ボヘミアン・ラプソディ(2018年製作の映画)
4.4
ラスト21分。私は映画館にいなかった。私は、間違いなく"あの"場所にいた。"あの"空間に…。夢心地。

YouTube で繰り返し見てきたQueenのライブエイドでのパフォーマンス。ロックファンの中では伝説として語り継がれる"あの"ライブ。あそこに参加できる日が来るなんて平成生まれの私には夢にも思えなかった。もう意味が分からない。でも確実にあそこにいた。もうあの時間は映画を超えた何かになってた。この体験は経験になるよ。

私のQueenとの出会いはキムタク主演のドラマ『プライド』だろう。多分。カップヌードルのCMとかで使われてたのも覚えてる。聴いたことある洋楽の"人"だった。でもそれは小学生高学年、中学生で洋楽にハマり、80'sを聴くようになり変わる。"アーティスト"になった。それこそライブエイドのパフォーマンスを何度もYouTube で見返してきた。そんな自分からしたら夢心地。映画を観る気力が失せてしまうぐらい今 辛く、悩みが尽きない。そんな時に若干無理して見に行ったけど正解だった。

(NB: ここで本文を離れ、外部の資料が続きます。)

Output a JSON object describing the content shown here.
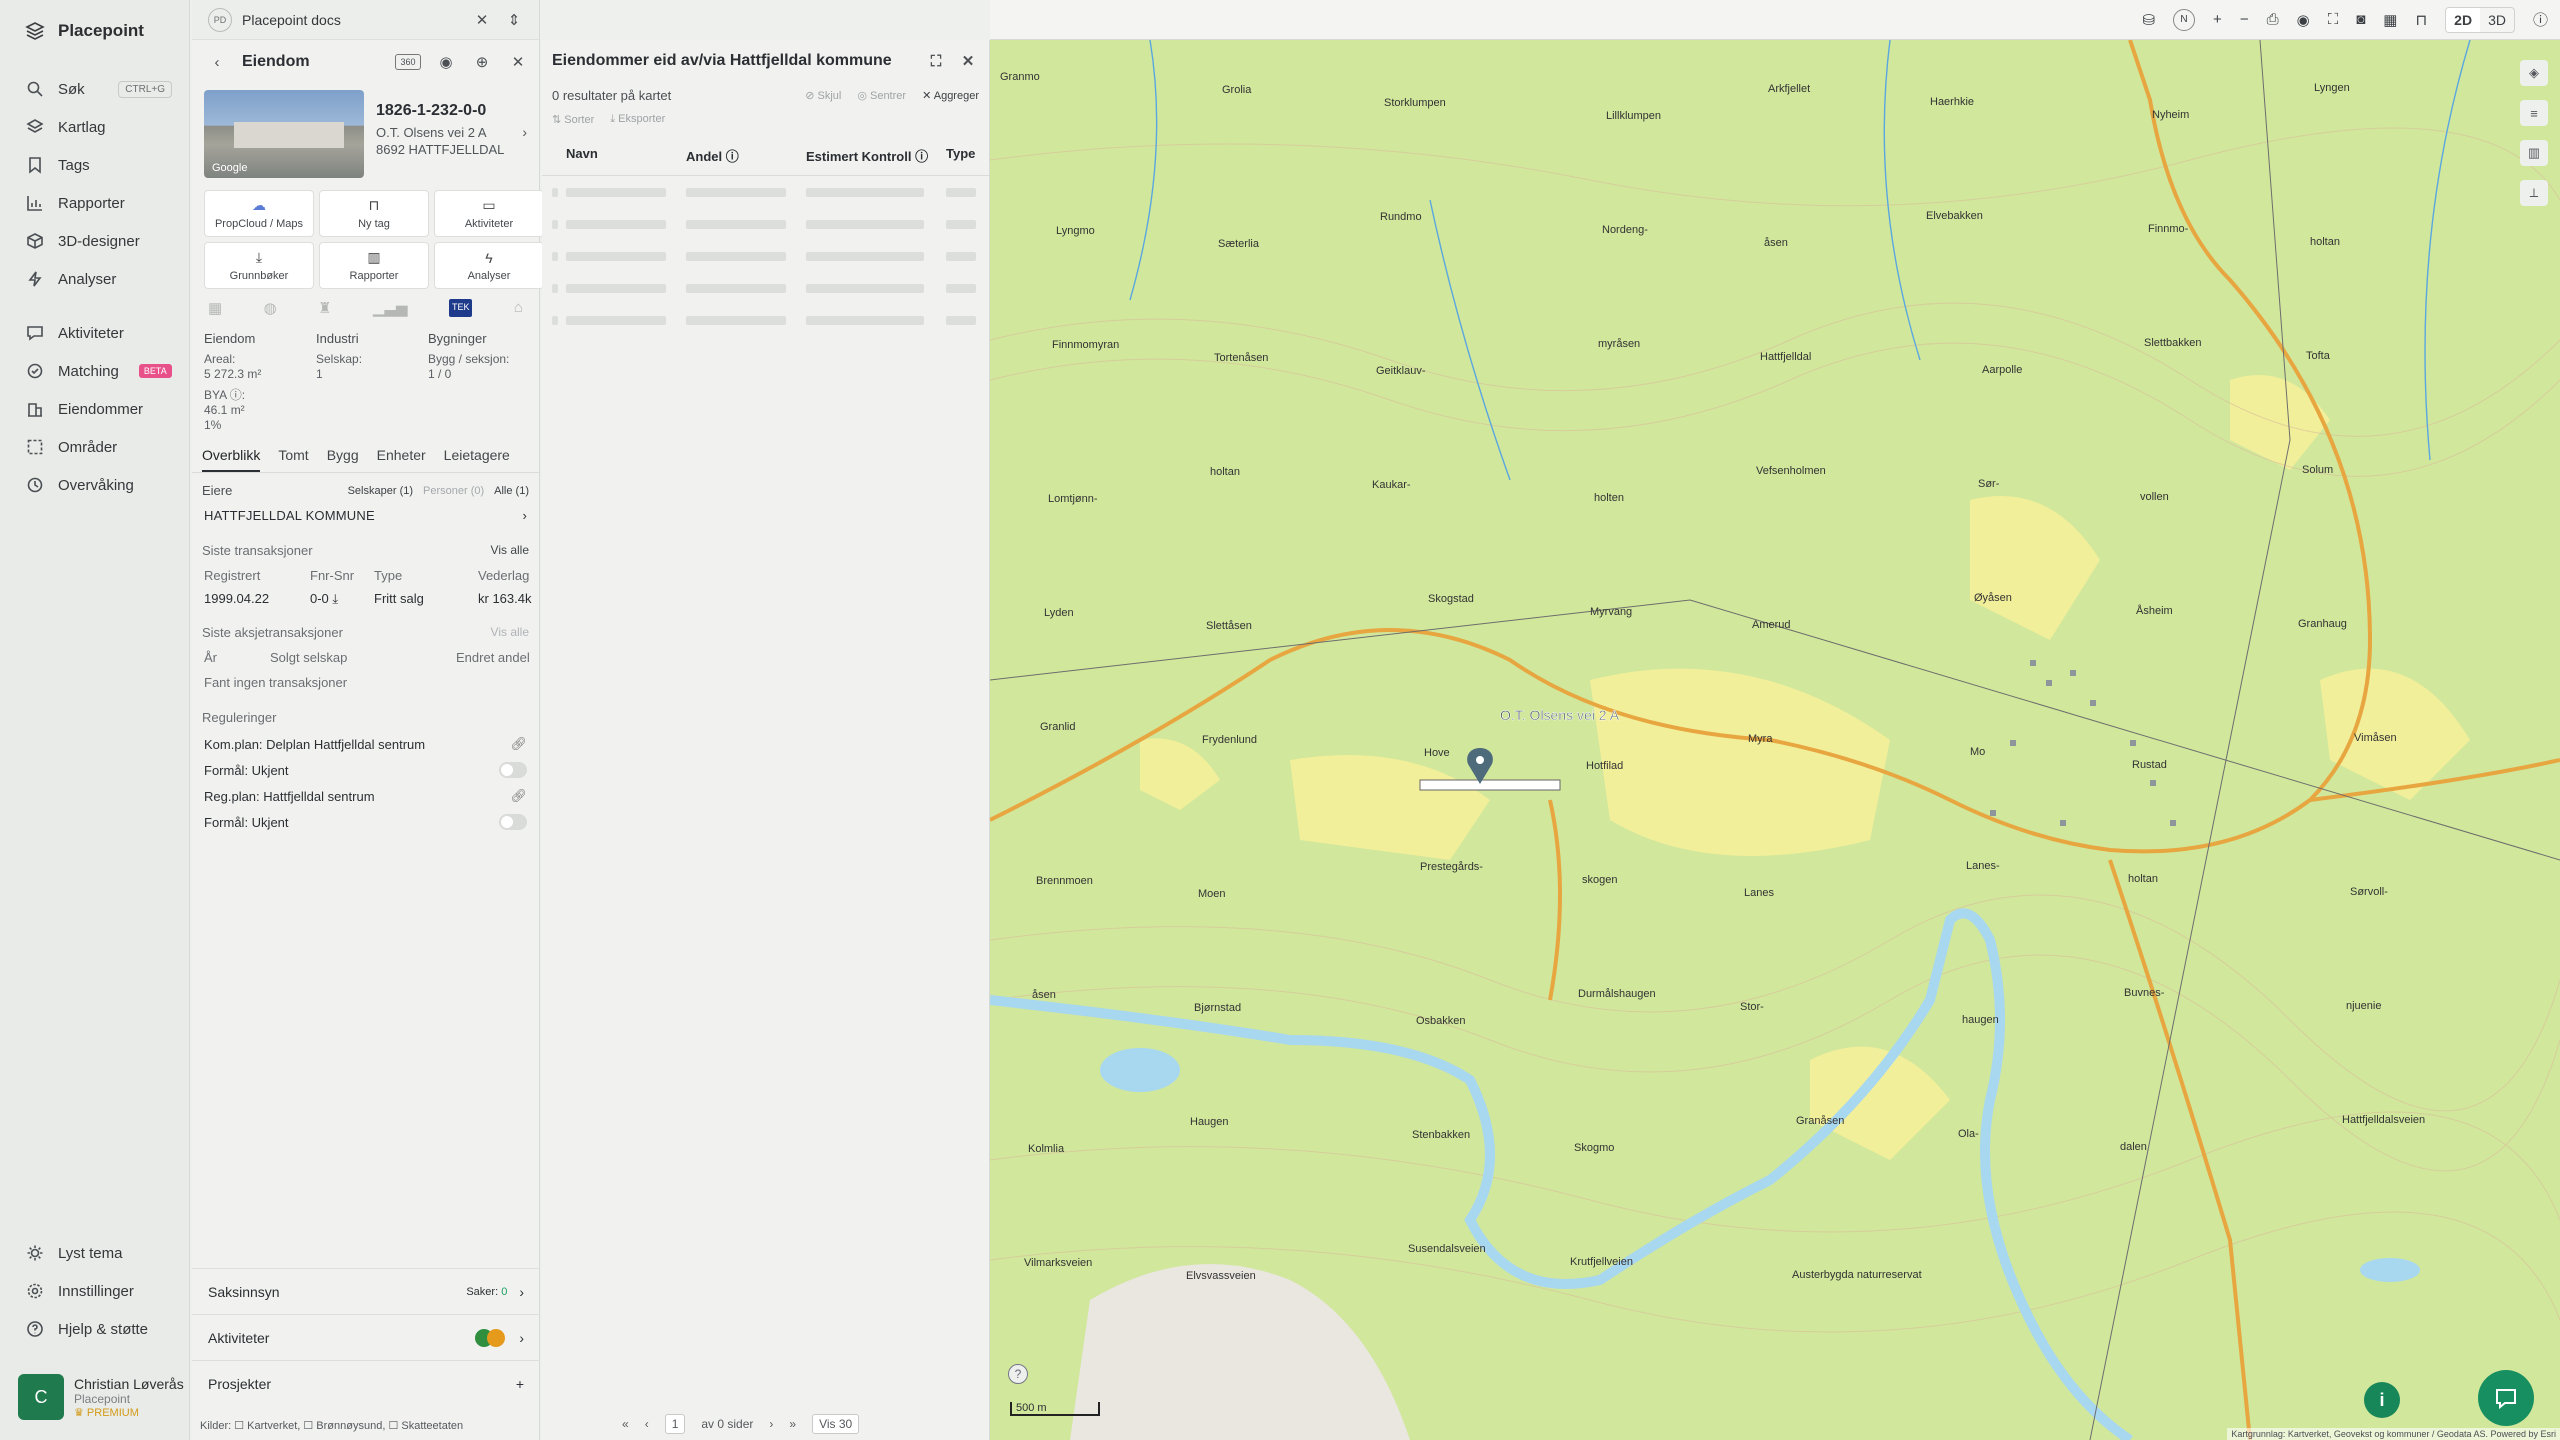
{
  "app": {
    "name": "Placepoint"
  },
  "nav": {
    "items": [
      {
        "label": "Søk",
        "shortcut": "CTRL+G"
      },
      {
        "label": "Kartlag"
      },
      {
        "label": "Tags"
      },
      {
        "label": "Rapporter"
      },
      {
        "label": "3D-designer"
      },
      {
        "label": "Analyser"
      },
      {
        "label": "Aktiviteter"
      },
      {
        "label": "Matching",
        "badge": "BETA"
      },
      {
        "label": "Eiendommer"
      },
      {
        "label": "Områder"
      },
      {
        "label": "Overvåking"
      }
    ],
    "bottom": [
      {
        "label": "Lyst tema"
      },
      {
        "label": "Innstillinger"
      },
      {
        "label": "Hjelp & støtte"
      }
    ],
    "user": {
      "initial": "C",
      "name": "Christian Løverås",
      "org": "Placepoint",
      "tier": "PREMIUM"
    }
  },
  "docbar": {
    "badge": "PD",
    "name": "Placepoint docs"
  },
  "property": {
    "header": "Eiendom",
    "id": "1826-1-232-0-0",
    "address_line1": "O.T. Olsens vei 2 A",
    "address_line2": "8692 HATTFJELLDAL",
    "photo_credit": "Google",
    "actions": [
      {
        "label": "PropCloud / Maps",
        "icon": "cloud-icon"
      },
      {
        "label": "Ny tag",
        "icon": "bookmark-icon"
      },
      {
        "label": "Aktiviteter",
        "icon": "chat-icon"
      },
      {
        "label": "Grunnbøker",
        "icon": "download-icon"
      },
      {
        "label": "Rapporter",
        "icon": "chart-icon"
      },
      {
        "label": "Analyser",
        "icon": "bolt-icon"
      }
    ],
    "tek_label": "TEK",
    "facts": {
      "eiendom": "Eiendom",
      "industri": "Industri",
      "bygninger": "Bygninger",
      "areal_label": "Areal:",
      "areal_value": "5 272.3 m²",
      "selskap_label": "Selskap:",
      "selskap_value": "1",
      "bygg_label": "Bygg / seksjon:",
      "bygg_value": "1 / 0",
      "bya_label": "BYA ⓘ:",
      "bya_value": "46.1 m²",
      "bya_pct": "1%"
    },
    "tabs": [
      "Overblikk",
      "Tomt",
      "Bygg",
      "Enheter",
      "Leietagere"
    ],
    "owners": {
      "label": "Eiere",
      "companies": "Selskaper (1)",
      "persons": "Personer (0)",
      "all": "Alle (1)",
      "owner": "HATTFJELLDAL KOMMUNE"
    },
    "transactions": {
      "title": "Siste transaksjoner",
      "see_all": "Vis alle",
      "headers": [
        "Registrert",
        "Fnr-Snr",
        "Type",
        "Vederlag"
      ],
      "rows": [
        [
          "1999.04.22",
          "0-0 ⤓",
          "Fritt salg",
          "kr 163.4k"
        ]
      ]
    },
    "share_transactions": {
      "title": "Siste aksjetransaksjoner",
      "see_all": "Vis alle",
      "headers": [
        "År",
        "Solgt selskap",
        "Endret andel"
      ],
      "empty": "Fant ingen transaksjoner"
    },
    "regulations": {
      "title": "Reguleringer",
      "rows": [
        {
          "label": "Kom.plan: Delplan Hattfjelldal sentrum",
          "kind": "link"
        },
        {
          "label": "Formål: Ukjent",
          "kind": "toggle"
        },
        {
          "label": "Reg.plan: Hattfjelldal sentrum",
          "kind": "link"
        },
        {
          "label": "Formål: Ukjent",
          "kind": "toggle"
        }
      ]
    },
    "accordions": {
      "saksinnsyn": "Saksinnsyn",
      "saker": "Saker:",
      "saker_count": "0",
      "aktiviteter": "Aktiviteter",
      "prosjekter": "Prosjekter"
    },
    "sources": "Kilder: ☐ Kartverket, ☐ Brønnøysund, ☐ Skatteetaten"
  },
  "results": {
    "title": "Eiendommer eid av/via Hattfjelldal kommune",
    "count": "0 resultater på kartet",
    "hide": "Skjul",
    "center": "Sentrer",
    "aggregate": "Aggreger",
    "sort": "Sorter",
    "export": "Eksporter",
    "columns": [
      "Navn",
      "Andel ⓘ",
      "Estimert Kontroll ⓘ",
      "Type"
    ],
    "pager": {
      "page": "1",
      "of": "av 0 sider",
      "show": "Vis 30"
    }
  },
  "topbar": {
    "mode_2d": "2D",
    "mode_3d": "3D",
    "north": "N"
  },
  "map": {
    "marker_label": "O.T. Olsens vei 2 A",
    "scale": "500 m",
    "attribution": "Kartgrunnlag: Kartverket, Geovekst og kommuner / Geodata AS. Powered by Esri",
    "places": [
      "Granmo",
      "Grolia",
      "Storklumpen",
      "Lillklumpen",
      "Arkfjellet",
      "Haerhkie",
      "Nyheim",
      "Lyngen",
      "Lyngmo",
      "Sæterlia",
      "Rundmo",
      "Nordeng-",
      "åsen",
      "Elvebakken",
      "Finnmo-",
      "holtan",
      "Finnmomyran",
      "Tortenåsen",
      "Geitklauv-",
      "myråsen",
      "Hattfjelldal",
      "Aarpolle",
      "Slettbakken",
      "Tofta",
      "Lomtjønn-",
      "holtan",
      "Kaukar-",
      "holten",
      "Vefsenholmen",
      "Sør-",
      "vollen",
      "Solum",
      "Lyden",
      "Slettåsen",
      "Skogstad",
      "Myrvang",
      "Amerud",
      "Øyåsen",
      "Åsheim",
      "Granhaug",
      "Granlid",
      "Frydenlund",
      "Hove",
      "Hotfilad",
      "Myra",
      "Mo",
      "Rustad",
      "Vimåsen",
      "Brennmoen",
      "Moen",
      "Prestegårds-",
      "skogen",
      "Lanes",
      "Lanes-",
      "holtan",
      "Sørvoll-",
      "åsen",
      "Bjørnstad",
      "Osbakken",
      "Durmålshaugen",
      "Stor-",
      "haugen",
      "Buvnes-",
      "njuenie",
      "Kolmlia",
      "Haugen",
      "Stenbakken",
      "Skogmo",
      "Granåsen",
      "Ola-",
      "dalen",
      "Hattfjelldalsveien",
      "Vilmarksveien",
      "Elvsvassveien",
      "Susendalsveien",
      "Krutfjellveien",
      "Austerbygda naturreservat"
    ]
  },
  "colors": {
    "brand_green": "#188f60",
    "avatar_green": "#1f7a4d",
    "beta_pink": "#e8508a",
    "tek_blue": "#1e3a8a",
    "road": "#e7a640",
    "water": "#a8d7f0"
  }
}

勿論、あの時間は徹底された再現率の高さ、完璧な音楽。そこに映画館という環境、条件があの感覚を生み出すわけだけどそれだけじゃない。そこまでの構成、過程の完成度も高く、フレディという人物をしっかり描けているからあの感覚が生まれてる。ラスト21分=この映画の評価に繋がりがち、評価する感覚になってしまうけど(それ程までにあの21分が凄いのも事実だけど…)違うよね。音楽を演奏する事の喜び。音楽を作り出す、生まれるあの感覚。マイノリティーとしての苦しみ、スターとしての苦しみ。そして自分の死と向き合うこと。全てが上手く描かれてるからあの時間が生まれる。

"自分が何者なのかは、自分で決める"

他人の評価ばかり気にしてしまう私には重い言葉だ…。